This year’s men’s basketball recruiting class got a leg up on the nation’s other freshmen by playing several exhibitions in China during the summer. Now, as the Hoyas prepare to traverse the Pacific once again, the readiness of the freshmen may determine whether the trip is a success.
Georgetown (2-0) will travel to Hawaii over the weekend to play in the Maui Invitational. The Hoyas will play three games in three days, the first against No. 12 Kansas on Monday.
The Hoyas’ involvement in the tournament actually kicked off at home on the mainland this past Monday night, when Georgetown won its “opening round” game against UNC Greensboro, 86-45.
The blowout enabled the newcomers to gain plenty of in-game experience ahead of next week’s tests. The Hoyas’ five true freshmen completely subdued the Spartans in the second half, as the starters rested having opened up the early lead.
“Obviously the trip they took this summer [to China] was really rewarding,” UNC Greensboro head coach Mike Dement said. “The guys that were young are not really young anymore because they had that experience.”
Subsequently, the Hoya freshmen were not just confined to mop-up duty. Forwards Otto Porter and Greg Whittington have been the first players off the bench in both of the Hoyas’ games, while fellow freshmen Mikael Hopkins and Jabril Trawick have also seen meaningful minutes.
“They’re going to play extended minutes,” head coach John Thompson III said of the freshmen. “And that’s probably going to be regardless of who the opponent is.”
Besides Kansas, the field in Maui features No. 6 Duke, No. 10 Memphis, and No. 17 Michigan. Rounding out the tourney are Tennessee and UCLA, along with Division II Chaminade, the host school.
Kansas will be looking to bounce back against the Blue and Grey after a disappointing loss to No. 2 Kentucky this week. But the Hoyas would have had their hands full even if the Jayhawks didn’t have the extra motivation, facing the dynamic duo of senior point guard Tyshawn Taylor and junior forward Thomas Robinson, a potential NBA lottery pick.
Though Georgetown lacks the Jayhawks’ star-power, the Hoyas challenge Kansas with their newfound depth. If the freshmen can effectively spell the starting five in Maui, Georgetown may be able to wear down their opponents and force turnovers like they have so far this season (38 turnovers through two games). Thompson III said being able to go eight or nine deep is a luxury he’s going to take advantage of.
“We’re going to have a lot of different combinations.
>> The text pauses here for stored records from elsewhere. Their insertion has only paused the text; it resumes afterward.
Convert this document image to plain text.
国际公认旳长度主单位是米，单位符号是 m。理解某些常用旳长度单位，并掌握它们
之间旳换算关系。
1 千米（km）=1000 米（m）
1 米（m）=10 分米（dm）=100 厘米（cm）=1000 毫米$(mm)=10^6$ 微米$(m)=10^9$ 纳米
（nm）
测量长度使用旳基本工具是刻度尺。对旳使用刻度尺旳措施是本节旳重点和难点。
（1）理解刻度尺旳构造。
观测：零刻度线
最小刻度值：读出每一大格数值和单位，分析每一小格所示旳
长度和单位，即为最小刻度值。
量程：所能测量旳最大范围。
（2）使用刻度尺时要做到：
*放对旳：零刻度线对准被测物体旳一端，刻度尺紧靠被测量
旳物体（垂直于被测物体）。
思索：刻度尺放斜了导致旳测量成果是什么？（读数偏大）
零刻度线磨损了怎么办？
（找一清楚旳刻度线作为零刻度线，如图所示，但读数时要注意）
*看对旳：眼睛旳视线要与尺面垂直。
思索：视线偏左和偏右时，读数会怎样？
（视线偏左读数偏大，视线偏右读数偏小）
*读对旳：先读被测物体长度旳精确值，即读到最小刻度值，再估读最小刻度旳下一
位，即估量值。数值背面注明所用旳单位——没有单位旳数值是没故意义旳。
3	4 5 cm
It’s not like we’re going to have a set core necessarily,” Thompson said. “A lot of that’s because of our versatility across the board. Different people are going to play different positions with different groups.”
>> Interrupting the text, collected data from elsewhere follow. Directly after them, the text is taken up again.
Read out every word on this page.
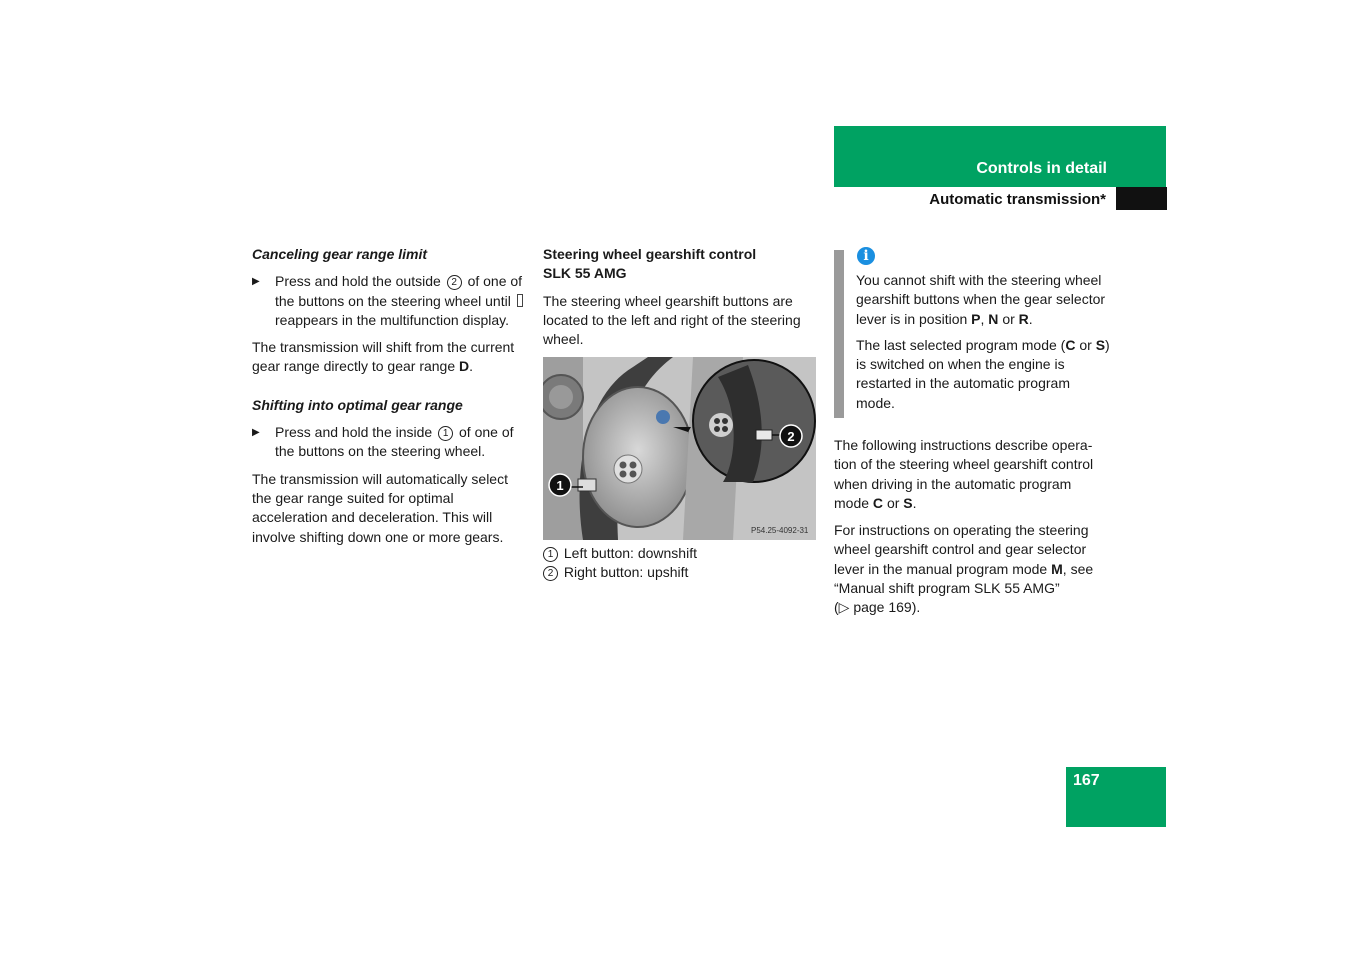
Controls in detail
Automatic transmission*

Canceling gear range limit

▶ Press and hold the outside 2 of one of the buttons on the steering wheel until  reappears in the multifunction display.

The transmission will shift from the current gear range directly to gear range D.

Shifting into optimal gear range

▶ Press and hold the inside 1 of one of the buttons on the steering wheel.

The transmission will automatically select the gear range suited for optimal acceleration and deceleration. This will involve shifting down one or more gears.

Steering wheel gearshift control

SLK 55 AMG

The steering wheel gearshift buttons are located to the left and right of the steering wheel.

1
2
P54.25-4092-31

1 Left button: downshift

2 Right button: upshift

i

You cannot shift with the steering wheel gearshift buttons when the gear selector lever is in position P, N or R.

The last selected program mode (C or S) is switched on when the engine is restarted in the automatic program mode.

The following instructions describe opera-tion of the steering wheel gearshift control when driving in the automatic program mode C or S.

For instructions on operating the steering wheel gearshift control and gear selector lever in the manual program mode M, see “Manual shift program SLK 55 AMG”
(▷ page 169).

167
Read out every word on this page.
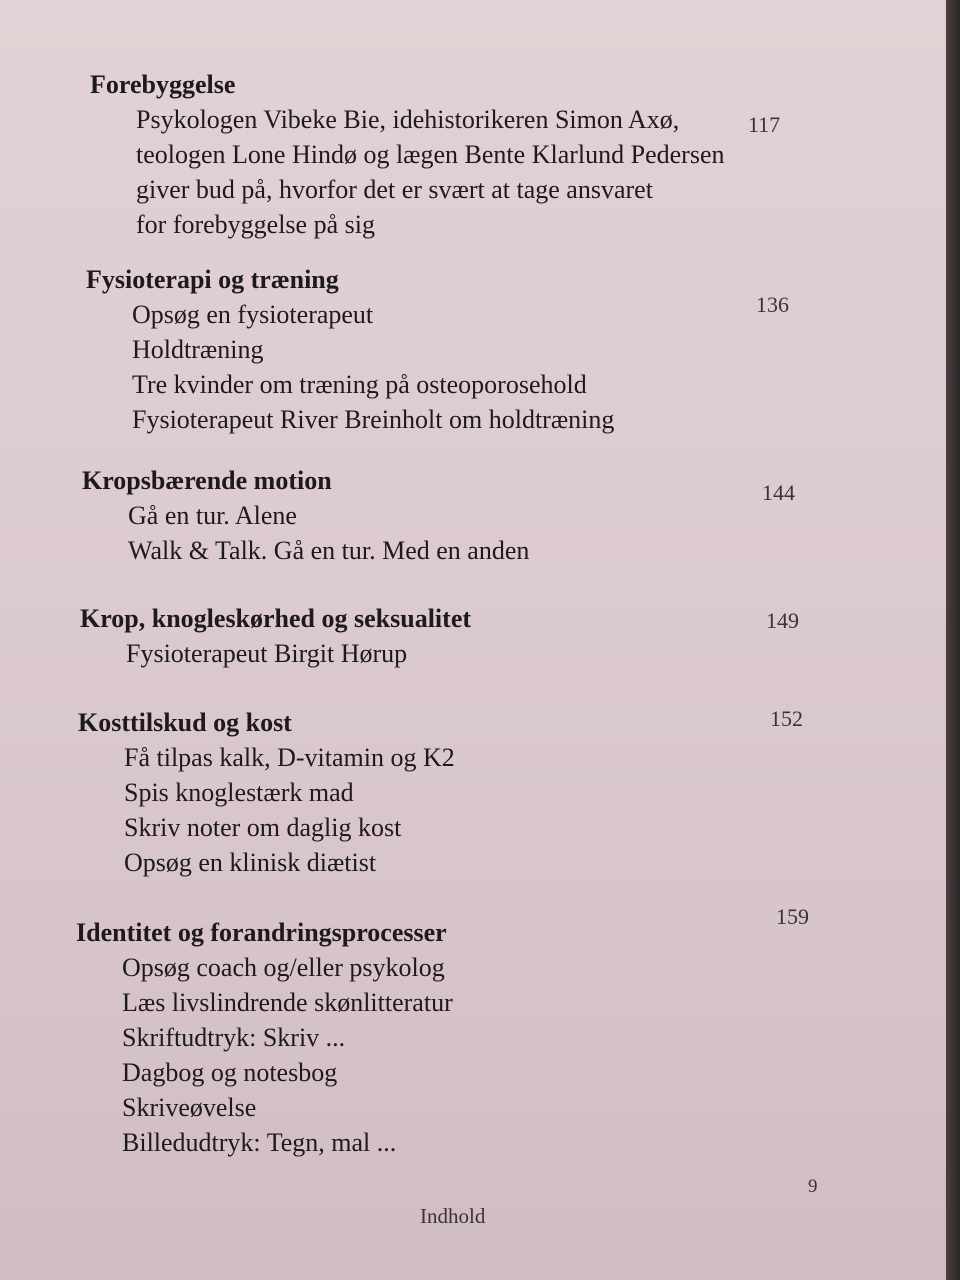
Forebyggelse
Psykologen Vibeke Bie, idehistorikeren Simon Axø,
teologen Lone Hindø og lægen Bente Klarlund Pedersen
giver bud på, hvorfor det er svært at tage ansvaret
for forebyggelse på sig
117
Fysioterapi og træning
Opsøg en fysioterapeut
Holdtræning
Tre kvinder om træning på osteoporosehold
Fysioterapeut River Breinholt om holdtræning
136
Kropsbærende motion
Gå en tur. Alene
Walk & Talk. Gå en tur. Med en anden
144
Krop, knogleskørhed og seksualitet
Fysioterapeut Birgit Hørup
149
Kosttilskud og kost
Få tilpas kalk, D-vitamin og K2
Spis knoglestærk mad
Skriv noter om daglig kost
Opsøg en klinisk diætist
152
Identitet og forandringsprocesser
Opsøg coach og/eller psykolog
Læs livslindrende skønlitteratur
Skriftudtryk: Skriv ...
Dagbog og notesbog
Skriveøvelse
Billedudtryk: Tegn, mal ...
159
9
Indhold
A successful run in Maui could set the tone for the season and thrust the Hoyas into the national conversation (as was the case for defending national champion Connecticut, the 2010 Maui champion). Coming back without a signature win, on the other hand, would be a clear sign that this young Georgetown team still has to develop before contemplating a national ranking.
The Hoyas’ upperclassmen, however, think that their younger teammates are ready to play now.
“I think we’ve got a solid group of guys all around,” junior forward Hollis Thompson said. “They’re ready to come in and contribute immediately, and I think that makes a big difference to us being a good team.”